Check out some of what I got...

I believe the variety of winter spinach I got is Bloomsdale; it is dark-green and crinkled, not like the pointed, smooth-leafed kind I usually see in bags at the supermarket. I felt it would not keep that long, so I wanted to use it right away.

I sought inspiration from Jacques Pepin, (Shout-out to fellow fan and friend, Andrea!) and decided to make a potato and spinach galette. The word galette denotes a flattish, disk-shaped pancake. It has garlic flavored spinach sandwiched between panfried potatoes. (It reminds me a bit of Potatoes Anna that my brother loves, so I will post that recipe another time in the future.)

I made this galette as a side dish with meatloaf (which I turned into sandwiches this morning with vidalia onion slices, see above), but it is hearty enough to be a main course with a green salad or could be included in a brunch. You want to use a nonstick skillet or omelet pan (make sure they are oven-safe) or a cast-iron skillet as I did.

Here's the how-to...

Potato and Spinach Galette
1 pound spinach
1 1/2 pounds potatoes
3 Tbsp olive oil
1 Tbsp unsalted butter
garlic, to taste (my husband and I usually like more garlic than the average person so I won't trouble you with our measurements, but you want to start with at least 1 Tbsp)
salt and pepper

If you plan to bake the galette right away, preheat the oven to 400 degrees F. I removed the stems from the spinach and threw away any leaves that were wilted. I also needed to thoroughly wash the spinach. The crinkles were pretty sandy.

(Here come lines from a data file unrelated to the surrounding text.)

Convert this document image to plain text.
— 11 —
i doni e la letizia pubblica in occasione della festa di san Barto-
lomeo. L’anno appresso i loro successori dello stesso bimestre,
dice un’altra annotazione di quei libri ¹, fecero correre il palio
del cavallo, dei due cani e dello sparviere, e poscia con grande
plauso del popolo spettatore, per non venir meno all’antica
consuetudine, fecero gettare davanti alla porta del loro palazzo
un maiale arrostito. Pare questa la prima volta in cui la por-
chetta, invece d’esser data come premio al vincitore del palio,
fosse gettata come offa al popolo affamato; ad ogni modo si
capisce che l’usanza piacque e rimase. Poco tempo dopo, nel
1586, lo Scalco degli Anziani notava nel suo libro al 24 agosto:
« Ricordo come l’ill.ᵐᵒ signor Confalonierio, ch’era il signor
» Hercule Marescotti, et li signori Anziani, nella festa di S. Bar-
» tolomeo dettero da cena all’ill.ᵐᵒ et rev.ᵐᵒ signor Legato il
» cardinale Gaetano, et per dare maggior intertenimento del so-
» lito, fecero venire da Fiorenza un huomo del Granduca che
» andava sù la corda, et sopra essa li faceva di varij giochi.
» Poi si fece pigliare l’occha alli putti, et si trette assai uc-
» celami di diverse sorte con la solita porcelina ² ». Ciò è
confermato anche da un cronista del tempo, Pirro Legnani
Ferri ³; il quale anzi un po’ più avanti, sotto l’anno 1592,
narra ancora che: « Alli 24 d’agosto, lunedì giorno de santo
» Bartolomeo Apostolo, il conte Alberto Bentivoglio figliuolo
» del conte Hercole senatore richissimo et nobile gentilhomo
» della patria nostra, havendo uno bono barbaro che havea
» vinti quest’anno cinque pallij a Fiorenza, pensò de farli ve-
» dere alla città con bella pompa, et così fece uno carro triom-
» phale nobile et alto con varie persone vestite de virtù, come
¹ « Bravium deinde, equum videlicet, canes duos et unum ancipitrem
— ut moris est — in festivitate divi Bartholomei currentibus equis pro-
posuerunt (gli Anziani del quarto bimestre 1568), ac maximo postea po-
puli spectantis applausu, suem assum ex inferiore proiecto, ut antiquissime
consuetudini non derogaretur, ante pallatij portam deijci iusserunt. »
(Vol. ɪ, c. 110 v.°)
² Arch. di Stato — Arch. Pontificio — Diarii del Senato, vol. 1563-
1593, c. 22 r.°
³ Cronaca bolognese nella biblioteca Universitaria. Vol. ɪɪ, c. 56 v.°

I washed and peeled the potatoes, then sliced them thinly with my mandolin. (Thanks, Mom and Dad!) I washed the slices, drained them, and patted them dry with paper towels.

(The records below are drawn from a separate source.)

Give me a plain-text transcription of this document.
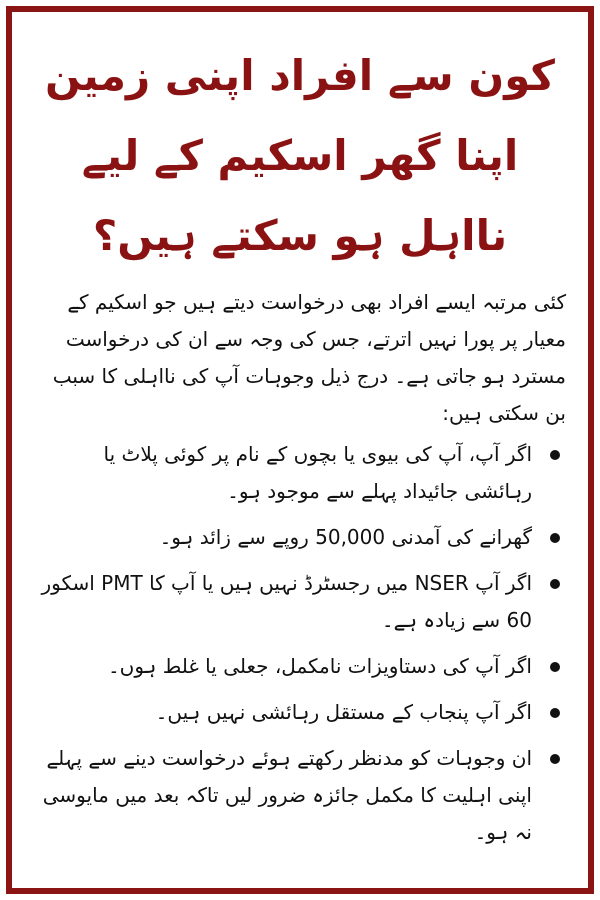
کون سے افراد اپنی زمین اپنا گھر اسکیم کے لیے نااہل ہو سکتے ہیں؟

کئی مرتبہ ایسے افراد بھی درخواست دیتے ہیں جو اسکیم کے معیار پر پورا نہیں اترتے، جس کی وجہ سے ان کی درخواست مسترد ہو جاتی ہے۔ درج ذیل وجوہات آپ کی نااہلی کا سبب بن سکتی ہیں:

اگر آپ، آپ کی بیوی یا بچوں کے نام پر کوئی پلاٹ یا رہائشی جائیداد پہلے سے موجود ہو۔
گھرانے کی آمدنی 50,000 روپے سے زائد ہو۔
اگر آپ NSER میں رجسٹرڈ نہیں ہیں یا آپ کا PMT اسکور 60 سے زیادہ ہے۔
اگر آپ کی دستاویزات نامکمل، جعلی یا غلط ہوں۔
اگر آپ پنجاب کے مستقل رہائشی نہیں ہیں۔
ان وجوہات کو مدنظر رکھتے ہوئے درخواست دینے سے پہلے اپنی اہلیت کا مکمل جائزہ ضرور لیں تاکہ بعد میں مایوسی نہ ہو۔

In the 10-inch skillet, I heated 1 Tbsp of the oil with the butter until hot. I added the potatoes, and seasoned them with salt and pepper. Saute over medium high heat until all slices are coated with oil and butter and they are becoming transparent. I kept stirring to move the potatoes, but next time I might put the potato slices into the skillet in two batches. I transferred them to a plate and put them aside so I could use the skillet for the spinach.

Put another tablespoon of oil in the pan, add garlic and quickly add the spinach. The garlic will cook really fast and you don't want to burn it. I added a little more salt and pepper and sauted until the spinach was wilted. It was not more than 2 minutes. Take it out of the skillet and set aside.

I then turned off the heat, but I didn't take the skillet off the burner. Add the last tablespoon of oil, and arrange a layer of potato slices across the bottom of the pan. Make two layers of potatoes, using half of the slices. Spread the spinach across the potatoes, and then cover it with the remaining potatoes. You could can prepare the dish up to the point several hours ahead. Just cover the skillet and keep in refrigerator. I wouldn't recommend making it more than 6 or 8 hours ahead of time, though.

Put the skillet in the 400 degree oven for about 30 minutes. With the dark, cast-iron skillet, this wasn't necessary, but you may want to put the skillet back on the stove top after baking. If you put it on a burner over medium high for 2 or 3 minutes you can ensure the bottom layer is browned.

Once done, invert the galette onto a large plate and cut into wedges. This picture doesn't really do the dish justice. I promise to work on my picture-taking if you take my word that it looked as good as it tasted, and we enjoyed it.

The recipe is from the cookbook Jacques Pepin's Table.